Dear all, I am using PARDISO solver of mkl 10.0. I set default parameters and mtype=-2. Each time I run my program, PARDISO gives slightly different results while I think the results must be identical. For example
8.007956138556888E-4 vs. 8.007956138556876E-4
6.178758439680843E-4 vs. 6.178758439680833E-4
Could you give me reasons why this slight difference occurs?
I was told it was because the multi-threaded solution may complete its
work in a different order each time we solve. Seams like a lame excuse
to me and I still suspect some other issue.
In my application it makes PARDISO difficult to use. The changes in results are within the expected solution tolerance but since PARDISO cannot tell us the expected tolerance, we have use another solver to check! Hence PARDISO is redundant. I am still stuck using the old IMSL sparse solver.
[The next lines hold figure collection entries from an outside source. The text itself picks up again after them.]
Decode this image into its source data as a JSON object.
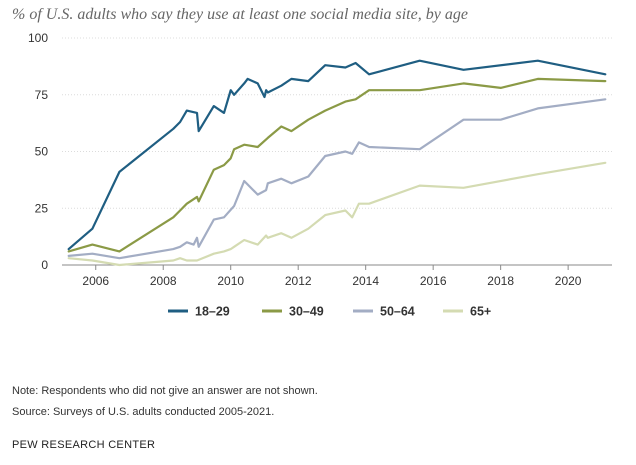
{
  "chart_data": {
    "type": "line",
    "title": "% of U.S. adults who say they use at least one social media site, by age",
    "xlabel": "",
    "ylabel": "",
    "xlim": [
      2005,
      2021.3
    ],
    "ylim": [
      0,
      100
    ],
    "yticks": [
      0,
      25,
      50,
      75,
      100
    ],
    "xticks": [
      2006,
      2008,
      2010,
      2012,
      2014,
      2016,
      2018,
      2020
    ],
    "grid": "horizontal",
    "legend": "bottom-center",
    "series": [
      {
        "name": "18-29",
        "label": "18–29",
        "color": "#1f5e82",
        "points": [
          [
            2005.2,
            7
          ],
          [
            2005.9,
            16
          ],
          [
            2006.7,
            41
          ],
          [
            2008.3,
            60
          ],
          [
            2008.5,
            63
          ],
          [
            2008.7,
            68
          ],
          [
            2009.0,
            67
          ],
          [
            2009.05,
            59
          ],
          [
            2009.5,
            70
          ],
          [
            2009.8,
            67
          ],
          [
            2010.0,
            77
          ],
          [
            2010.1,
            75
          ],
          [
            2010.4,
            80
          ],
          [
            2010.5,
            82
          ],
          [
            2010.8,
            80
          ],
          [
            2011.0,
            74
          ],
          [
            2011.05,
            77
          ],
          [
            2011.1,
            76
          ],
          [
            2011.5,
            79
          ],
          [
            2011.8,
            82
          ],
          [
            2012.3,
            81
          ],
          [
            2012.8,
            88
          ],
          [
            2013.4,
            87
          ],
          [
            2013.7,
            89
          ],
          [
            2014.1,
            84
          ],
          [
            2015.6,
            90
          ],
          [
            2016.9,
            86
          ],
          [
            2019.1,
            90
          ],
          [
            2021.1,
            84
          ]
        ]
      },
      {
        "name": "30-49",
        "label": "30–49",
        "color": "#8b9a46",
        "points": [
          [
            2005.2,
            6
          ],
          [
            2005.9,
            9
          ],
          [
            2006.7,
            6
          ],
          [
            2008.3,
            21
          ],
          [
            2008.5,
            24
          ],
          [
            2008.7,
            27
          ],
          [
            2009.0,
            30
          ],
          [
            2009.05,
            28
          ],
          [
            2009.5,
            42
          ],
          [
            2009.8,
            44
          ],
          [
            2010.0,
            47
          ],
          [
            2010.1,
            51
          ],
          [
            2010.4,
            53
          ],
          [
            2010.8,
            52
          ],
          [
            2011.1,
            56
          ],
          [
            2011.5,
            61
          ],
          [
            2011.8,
            59
          ],
          [
            2012.3,
            64
          ],
          [
            2012.8,
            68
          ],
          [
            2013.4,
            72
          ],
          [
            2013.7,
            73
          ],
          [
            2014.1,
            77
          ],
          [
            2015.6,
            77
          ],
          [
            2016.9,
            80
          ],
          [
            2018.0,
            78
          ],
          [
            2019.1,
            82
          ],
          [
            2021.1,
            81
          ]
        ]
      },
      {
        "name": "50-64",
        "label": "50–64",
        "color": "#a3adc4",
        "points": [
          [
            2005.2,
            4
          ],
          [
            2005.9,
            5
          ],
          [
            2006.7,
            3
          ],
          [
            2008.3,
            7
          ],
          [
            2008.5,
            8
          ],
          [
            2008.7,
            10
          ],
          [
            2008.9,
            9
          ],
          [
            2009.0,
            12
          ],
          [
            2009.05,
            8
          ],
          [
            2009.5,
            20
          ],
          [
            2009.8,
            21
          ],
          [
            2010.1,
            26
          ],
          [
            2010.4,
            37
          ],
          [
            2010.8,
            31
          ],
          [
            2011.05,
            33
          ],
          [
            2011.1,
            36
          ],
          [
            2011.5,
            38
          ],
          [
            2011.8,
            36
          ],
          [
            2012.3,
            39
          ],
          [
            2012.8,
            48
          ],
          [
            2013.4,
            50
          ],
          [
            2013.6,
            49
          ],
          [
            2013.8,
            54
          ],
          [
            2014.1,
            52
          ],
          [
            2015.6,
            51
          ],
          [
            2016.9,
            64
          ],
          [
            2018.0,
            64
          ],
          [
            2019.1,
            69
          ],
          [
            2021.1,
            73
          ]
        ]
      },
      {
        "name": "65+",
        "label": "65+",
        "color": "#d4dbb2",
        "points": [
          [
            2005.2,
            3
          ],
          [
            2005.9,
            2
          ],
          [
            2006.7,
            0
          ],
          [
            2008.3,
            2
          ],
          [
            2008.5,
            3
          ],
          [
            2008.7,
            2
          ],
          [
            2009.0,
            2
          ],
          [
            2009.5,
            5
          ],
          [
            2009.8,
            6
          ],
          [
            2010.0,
            7
          ],
          [
            2010.1,
            8
          ],
          [
            2010.4,
            11
          ],
          [
            2010.8,
            9
          ],
          [
            2011.05,
            13
          ],
          [
            2011.1,
            12
          ],
          [
            2011.5,
            14
          ],
          [
            2011.8,
            12
          ],
          [
            2012.3,
            16
          ],
          [
            2012.8,
            22
          ],
          [
            2013.4,
            24
          ],
          [
            2013.6,
            21
          ],
          [
            2013.8,
            27
          ],
          [
            2014.1,
            27
          ],
          [
            2015.6,
            35
          ],
          [
            2016.9,
            34
          ],
          [
            2019.1,
            40
          ],
          [
            2021.1,
            45
          ]
        ]
      }
    ]
  },
  "notes": {
    "note": "Note: Respondents who did not give an answer are not shown.",
    "source": "Source: Surveys of U.S. adults conducted 2005-2021."
  },
  "brand": "PEW RESEARCH CENTER"
}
While identical results from run to run are nice, array alignment and how the algorithm is parallelized may influence whether the library function returns the same result run to run. Dynamic parallelism makes that even more of a challenge, that is, yourtasks may be executed in a different order run to run, and that different order of operations influences what the final result will be. Take the simple example of adding the double precision numbers1 + (-1) + 2^-56 in different orders. (1 + (-1))+ 2^-56 = 2^-56, while 1 + ((-1) + 2^-56) = 0 due to the IEEE rounding which occurs with each floating-point operation. 2^-56 is very different than 0, but from a computer arithmetic point-of-view equally correct. The online MKL user's manual has a section where this topic is discussed anddescribes actionsyou cantake to better assure identical results run-to-run. It sometimes even requires running serially (on a single thread) which may negatively impact performance. A relative error in the range of 10^(-13) or 10^(-14) may be completely reasonable for the problem you're running, number of threads you are executing on,and the alignment of your input data.
We were burnt by this issue (not by PARDISO but by other solvers in MKL) and had to resort to making sure that the array partitions are aligned correctly.
We have found mkl documenation not always helpful; however the array alignment issue in particular, has been discussed in chapter 6 of the current (mkl with compiler 11.1.065) user's guide.
On a different note, I think that if the difference of the order of absolute tolerance (for example, by rule of thumb 1e-14 when using Real(8) numbers, should not affect the results from an engineering point of view. If it does, it indicates that the system of equations is badly scaled or you need to rewrite the equations or you may want to introduce stringent flags, such as fp:precise, for floating pointer operations. We did find such places in our programs and are more watchful since. I suspect dynamic parallelization will place even more demands on writing programs.
However, We used a brute force approach i.e. we allocated N+1 elements and pass section 1:N or 2:N+1 as required. We thus use intrinsic function LOC and mod to see if the 16 byte alignment is there or not.
My inputs to PARDISO are components of a derived type. I specified /align:rec16byte for the file containing the derived type definition but I still got random results changes run to run. I will try LOC to see if alignment is achieved.
/align:rec16bytes controls the relative offset of fields in a derived type (or RECORD) from the base - it does not specify where the whole variable is allocated. In other words. /align:rec16bytes may insert padding inside the structure to realign fields, but that doesn't help if the structure base is not 16-byte aligned.
In Intel Fortran, one uses
!DEC$ ATTRIBUTES ALIGN:16 :: varname
to specify the base alignment of individual variables. These can be local variables or ALLOCATABLE. For example, to declare an array of REAL(8) so that the base is aligned 16-bytes, one could use:
REAL(8), ALLOCATABLE :: X(:) !DEC$ ATTRIBUTES ALIGN:16 X ALLOCATE (X(10000))
This assumes you use Fortran ALLOCATE - using other allocation methods, such as mkl_malloc, are not affected by the directive.
Andrew, in the source you provide, there is no way for the compiler to know how big d is. You declared it as one element (better would probably be to use (*)). Assuming you had done so, you could perhaps have written:
d(1:1000) = myComponent%d
but it would be far better if you made d an ALLOCATABLE array and allocated it to the proper size. Then everything works out for size and, if you choose, alignment.
The MKL PARDISO Version is not able to compute the same answers
with multithreading. Our new version PARDISO 4.0 from
www.pardiso-project.org is the only parallel sparse direct solver that
has this kind of functionality. Please take a look at the webpage. This
option is currently only available for symmetric indefinite matrices
and we hope to add this feature for all matrix types.
>Hi Olaf, how does this impact performancewhen comparing it
todynamically scheduled parallel tasks?
It is a completely redesign of the scheduling in the numerical factorzation. The aim was to improve threading scalabilty compared to PARDISO 3.3, and at the same time, we wanted to have identical results on multicores.
>And are youcalling only
sequential MKL BLAS from within your algorithm? We are using sequential MKL BLAS for each thread because multi-threaded MKL BLAS can not compute identical results.